Other more serious complications include:

  • Haemorrhage
  • Formation of a blood clot in the lungs
  • Damage to surrounding organs
  • Urinary complaints


It is also important for women considering hysterectomy to be aware of the potential risk of vaginal vault prolapsed following the surgery.  Vaginal vault prolapse is when the top of the vagina drops down due to a reduction in support structures.  The problem can be corrected with further surgery.  The risk of vaginal vault prolapse can be reduced at the time of the hysterectomy by leaving the cervix in place.  It is worth considering; the cervix may be involved in orgasm for some women, and therefore if it’s removed a decrease in sexual response may be experienced.




Following surgery you may experience some abdominal pain and discomfort; this can be relieved with medication.  There may be some vaginal bleeding which should subside after a few days.  Patients are encouraged to get up and walk around the day after surgery.


Hospitalisation time varies depending on the individual and type of hysterectomy performed; generally patients can go home after 2-4 days.
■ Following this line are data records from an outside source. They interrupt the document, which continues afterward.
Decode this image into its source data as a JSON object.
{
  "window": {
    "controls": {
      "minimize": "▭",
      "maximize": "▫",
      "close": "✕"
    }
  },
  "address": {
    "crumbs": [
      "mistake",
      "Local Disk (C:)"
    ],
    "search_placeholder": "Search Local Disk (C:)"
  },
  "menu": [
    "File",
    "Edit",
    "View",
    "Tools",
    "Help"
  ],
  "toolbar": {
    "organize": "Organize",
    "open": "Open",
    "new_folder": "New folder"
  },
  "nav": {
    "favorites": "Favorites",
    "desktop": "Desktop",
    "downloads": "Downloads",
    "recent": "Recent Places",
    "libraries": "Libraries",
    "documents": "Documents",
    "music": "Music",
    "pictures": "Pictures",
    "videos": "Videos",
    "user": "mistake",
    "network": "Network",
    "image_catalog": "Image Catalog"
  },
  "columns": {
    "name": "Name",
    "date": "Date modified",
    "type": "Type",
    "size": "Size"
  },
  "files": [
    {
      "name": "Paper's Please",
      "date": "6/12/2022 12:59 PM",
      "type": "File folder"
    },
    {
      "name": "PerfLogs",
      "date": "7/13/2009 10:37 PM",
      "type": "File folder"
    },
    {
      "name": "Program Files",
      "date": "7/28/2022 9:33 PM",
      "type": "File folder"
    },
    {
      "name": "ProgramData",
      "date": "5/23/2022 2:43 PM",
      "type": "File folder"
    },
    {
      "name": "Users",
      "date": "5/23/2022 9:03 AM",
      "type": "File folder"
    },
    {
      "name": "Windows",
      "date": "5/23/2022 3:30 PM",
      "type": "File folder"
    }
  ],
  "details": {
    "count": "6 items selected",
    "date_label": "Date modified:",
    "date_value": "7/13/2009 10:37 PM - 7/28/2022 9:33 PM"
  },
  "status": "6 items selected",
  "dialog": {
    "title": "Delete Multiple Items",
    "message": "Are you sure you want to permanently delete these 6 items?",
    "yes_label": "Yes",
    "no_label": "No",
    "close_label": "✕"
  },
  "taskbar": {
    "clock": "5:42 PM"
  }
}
It is important to rest completely for at least the first few days after surgery.  Standing for any length of time should be avoided.  Sit or lay down whenever possible.  Heavy lifting and prolonged standing should be avoided for at least 3 months after having a hysterectomy.


Women generally require 6-8 weeks rest before returning to work or other normal activities.  Sexual penetration should be avoided.